Problem investigated: The Grahamstown National Arts Festival is one of the most important arts festivals on the South African cultural calendar. Diverse entrepreneurs make use of the opportunities created by the festival. However, these entrepreneurs are heavily influenced by their cultural traits. This is because culture has an effect on the general decision making, standards, the behavioural patterns and ways of behaviour in SMMEs (small, medium and micro-enterprises). With the festival's significant annual growth and its economic value in mind, determining the role that culture plays on the individuals' motivation to embark on an entrepreneurial career is essential. How this influences the way they perceive their role at the festival is of vital importance to the festival marketers, organisers and even the South African Government (since it is largely responsible for creating a favourable entrepreneurial climate in the country).

Design and methodology: Within the study, a distinction was made between different cultural groups at the Grahamstown National Arts Festival: White entrepreneurs, Black entrepreneurs, Indian entrepreneurs and Coloured entrepreneurs. ANOVAs were used to determine whether there were differences between these cultures.

Findings and/or implications: The results of the study showed statistically significant cultural differences between these groups based on their socio-demographic characteristics, entrepreneurial attributes, motivation to attend as well as their perceived role at the festival.

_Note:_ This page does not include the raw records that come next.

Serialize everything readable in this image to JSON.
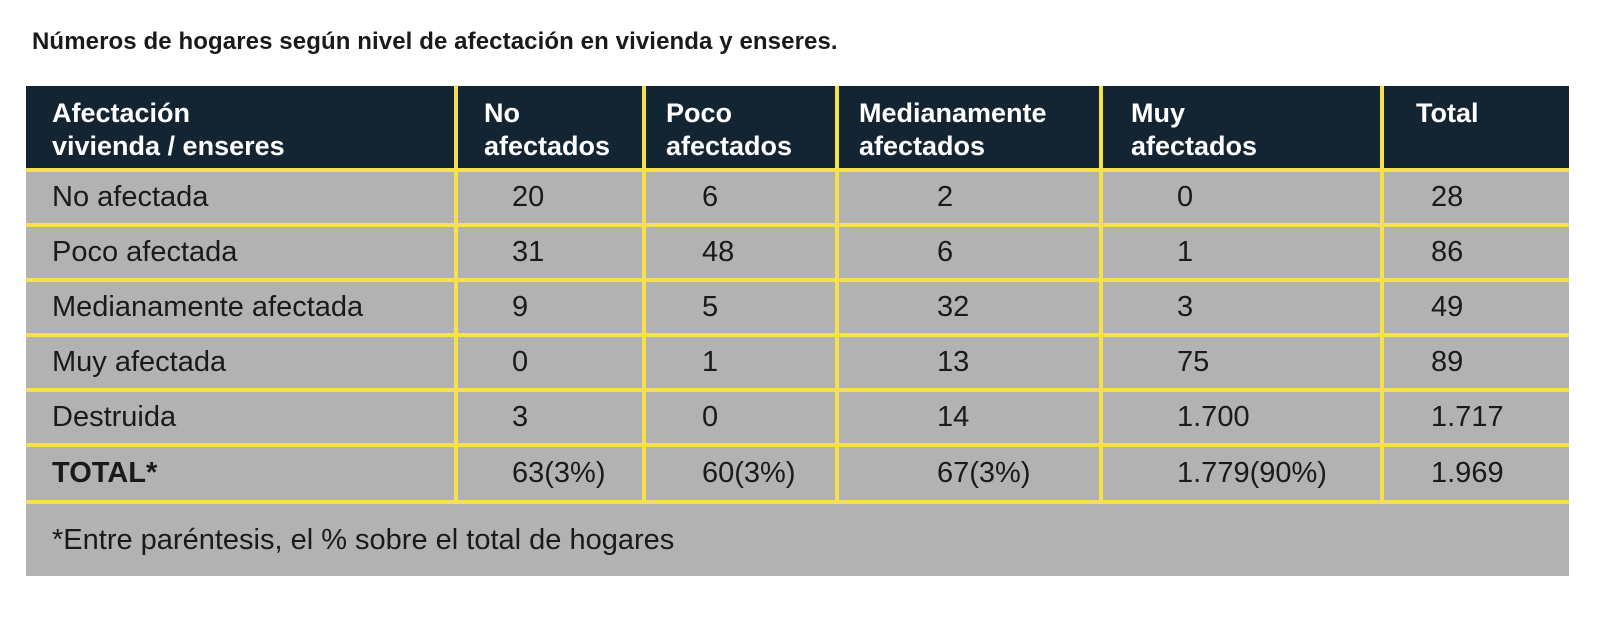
{
  "title": "Números de hogares según nivel de afectación en vivienda y enseres.",
  "table": {
    "headers": [
      "Afectación\nvivienda / enseres",
      "No\nafectados",
      "Poco\nafectados",
      "Medianamente\nafectados",
      "Muy\nafectados",
      "Total"
    ],
    "rows": [
      [
        "No afectada",
        "20",
        "6",
        "2",
        "0",
        "28"
      ],
      [
        "Poco afectada",
        "31",
        "48",
        "6",
        "1",
        "86"
      ],
      [
        "Medianamente afectada",
        "9",
        "5",
        "32",
        "3",
        "49"
      ],
      [
        "Muy afectada",
        "0",
        "1",
        "13",
        "75",
        "89"
      ],
      [
        "Destruida",
        "3",
        "0",
        "14",
        "1.700",
        "1.717"
      ]
    ],
    "total": [
      "TOTAL*",
      "63(3%)",
      "60(3%)",
      "67(3%)",
      "1.779(90%)",
      "1.969"
    ],
    "note": "*Entre paréntesis, el % sobre el total de hogares"
  },
  "colors": {
    "header_bg": "#132433",
    "body_bg": "#b2b2b2",
    "grid_lines": "#f6e04b"
  }
}
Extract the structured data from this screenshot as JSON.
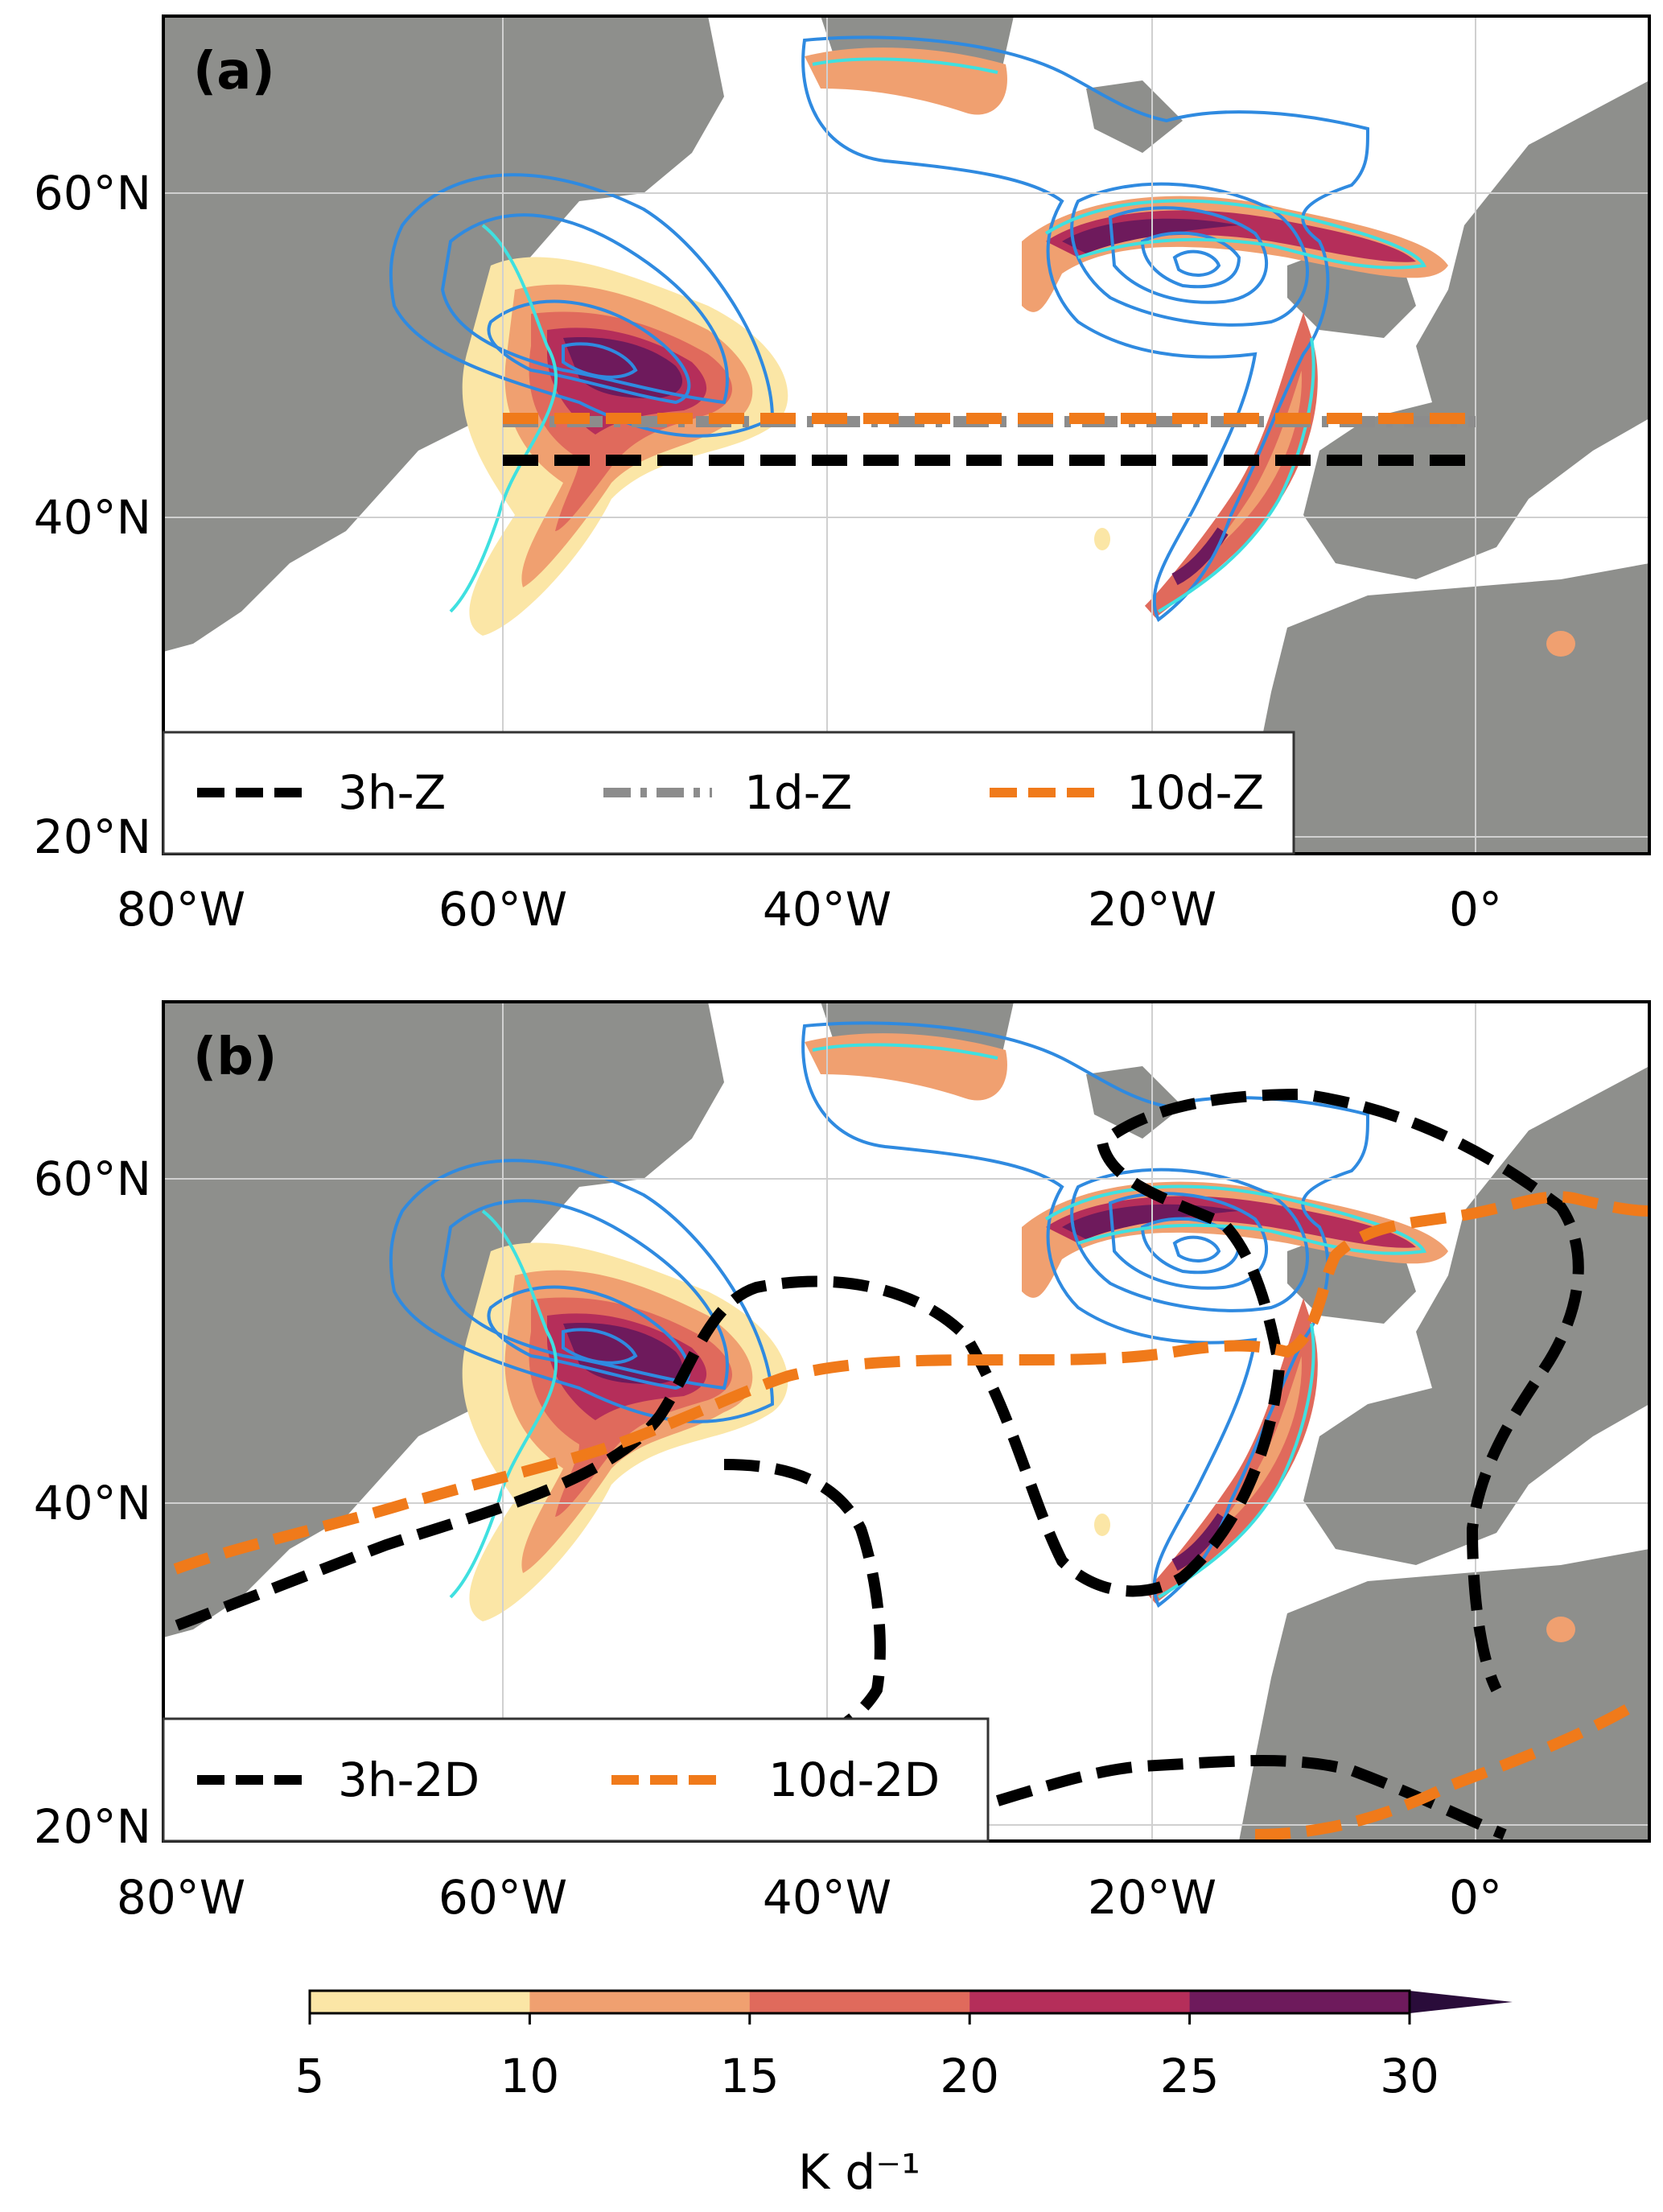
{
  "panels": [
    {
      "id": "a",
      "label": "(a)",
      "legend": [
        {
          "label": "3h-Z",
          "color": "#000000",
          "style": "dashed"
        },
        {
          "label": "1d-Z",
          "color": "#8c8c8c",
          "style": "dashdot"
        },
        {
          "label": "10d-Z",
          "color": "#f07a1a",
          "style": "dashed"
        }
      ]
    },
    {
      "id": "b",
      "label": "(b)",
      "legend": [
        {
          "label": "3h-2D",
          "color": "#000000",
          "style": "dashed"
        },
        {
          "label": "10d-2D",
          "color": "#f07a1a",
          "style": "dashed"
        }
      ]
    }
  ],
  "lat_ticks": [
    "60°N",
    "40°N",
    "20°N"
  ],
  "lon_ticks": [
    "80°W",
    "60°W",
    "40°W",
    "20°W",
    "0°"
  ],
  "colorbar": {
    "ticks": [
      "5",
      "10",
      "15",
      "20",
      "25",
      "30"
    ],
    "label": "K d⁻¹",
    "colors": [
      "#fbe6a6",
      "#f0a070",
      "#e06a5c",
      "#b52e5a",
      "#6e1a5c",
      "#2a0c3a"
    ]
  },
  "colors": {
    "land": "#8e8f8c",
    "contour_outer": "#2f8ae0",
    "contour_inner": "#3fe0e0"
  }
}
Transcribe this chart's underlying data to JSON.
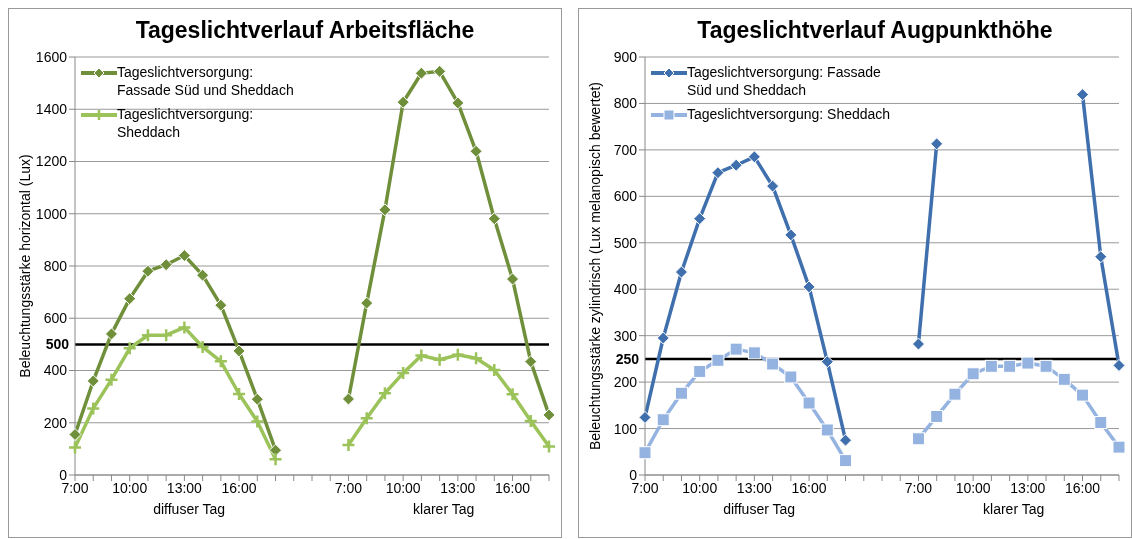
{
  "chart_data": [
    {
      "type": "line",
      "title": "Tageslichtverlauf Arbeitsfläche",
      "ylabel": "Beleuchtungsstärke horizontal (Lux)",
      "categories": [
        "7:00",
        null,
        null,
        "10:00",
        null,
        null,
        "13:00",
        null,
        null,
        "16:00",
        null,
        null,
        null,
        null,
        null,
        "7:00",
        null,
        null,
        "10:00",
        null,
        null,
        "13:00",
        null,
        null,
        "16:00",
        null,
        null
      ],
      "series": [
        {
          "name": "Tageslichtversorgung: Fassade Süd und Sheddach",
          "color": "#6f8f3a",
          "marker": "diamond",
          "values": [
            155,
            360,
            540,
            675,
            780,
            805,
            840,
            765,
            650,
            475,
            290,
            95,
            null,
            null,
            null,
            291,
            658,
            1015,
            1427,
            1538,
            1545,
            1424,
            1239,
            981,
            750,
            434,
            230
          ]
        },
        {
          "name": "Tageslichtversorgung: Sheddach",
          "color": "#9bc35a",
          "marker": "cross",
          "values": [
            105,
            255,
            365,
            485,
            535,
            535,
            565,
            490,
            435,
            310,
            205,
            60,
            null,
            null,
            null,
            115,
            217,
            313,
            390,
            457,
            441,
            460,
            447,
            402,
            309,
            207,
            109
          ]
        }
      ],
      "ylim": [
        0,
        1600
      ],
      "yticks": [
        0,
        200,
        400,
        600,
        800,
        1000,
        1200,
        1400,
        1600
      ],
      "grid": "y",
      "legend": "top left",
      "ref_lines": [
        {
          "axis": "y",
          "value": 500,
          "label": "500",
          "color": "#000000"
        }
      ],
      "annotations": [
        "diffuser Tag",
        "klarer Tag"
      ]
    },
    {
      "type": "line",
      "title": "Tageslichtverlauf Augpunkthöhe",
      "ylabel": "Beleuchtungsstärke zylindrisch (Lux melanopisch bewertet)",
      "categories": [
        "7:00",
        null,
        null,
        "10:00",
        null,
        null,
        "13:00",
        null,
        null,
        "16:00",
        null,
        null,
        null,
        null,
        null,
        "7:00",
        null,
        null,
        "10:00",
        null,
        null,
        "13:00",
        null,
        null,
        "16:00",
        null,
        null
      ],
      "series": [
        {
          "name": "Tageslichtversorgung: Fassade Süd und Sheddach",
          "color": "#3f6fad",
          "marker": "diamond",
          "values": [
            124,
            295,
            437,
            552,
            651,
            667,
            685,
            622,
            517,
            405,
            244,
            75,
            null,
            null,
            null,
            282,
            713,
            null,
            null,
            null,
            null,
            null,
            null,
            null,
            819,
            470,
            236
          ]
        },
        {
          "name": "Tageslichtversorgung: Sheddach",
          "color": "#95b3e0",
          "marker": "square",
          "values": [
            48,
            119,
            176,
            223,
            247,
            271,
            263,
            239,
            211,
            155,
            97,
            31,
            null,
            null,
            null,
            78,
            126,
            174,
            218,
            234,
            234,
            241,
            234,
            206,
            172,
            113,
            60
          ]
        }
      ],
      "ylim": [
        0,
        900
      ],
      "yticks": [
        0,
        100,
        200,
        300,
        400,
        500,
        600,
        700,
        800,
        900
      ],
      "grid": "y",
      "legend": "top left",
      "ref_lines": [
        {
          "axis": "y",
          "value": 250,
          "label": "250",
          "color": "#000000"
        }
      ],
      "annotations": [
        "diffuser Tag",
        "klarer Tag"
      ]
    }
  ]
}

Originality and/or value of the research: This was the first time that research of this kind was conducted at a national arts festival in South Africa. The research has shown that by acknowledging and managing entrepreneurs' unique characteristics and traits represented by different cultural subgroups at the festival, a thriving entrepreneurial environment can be ensured.

Conclusion: With the aim of achieving a successful entrepreneurial environment, factors that promote cross cultural entrepreneurship need to be an integral facet of entrepreneur-directed education, training and management as this will develop a positive orientation to entrepreneurship.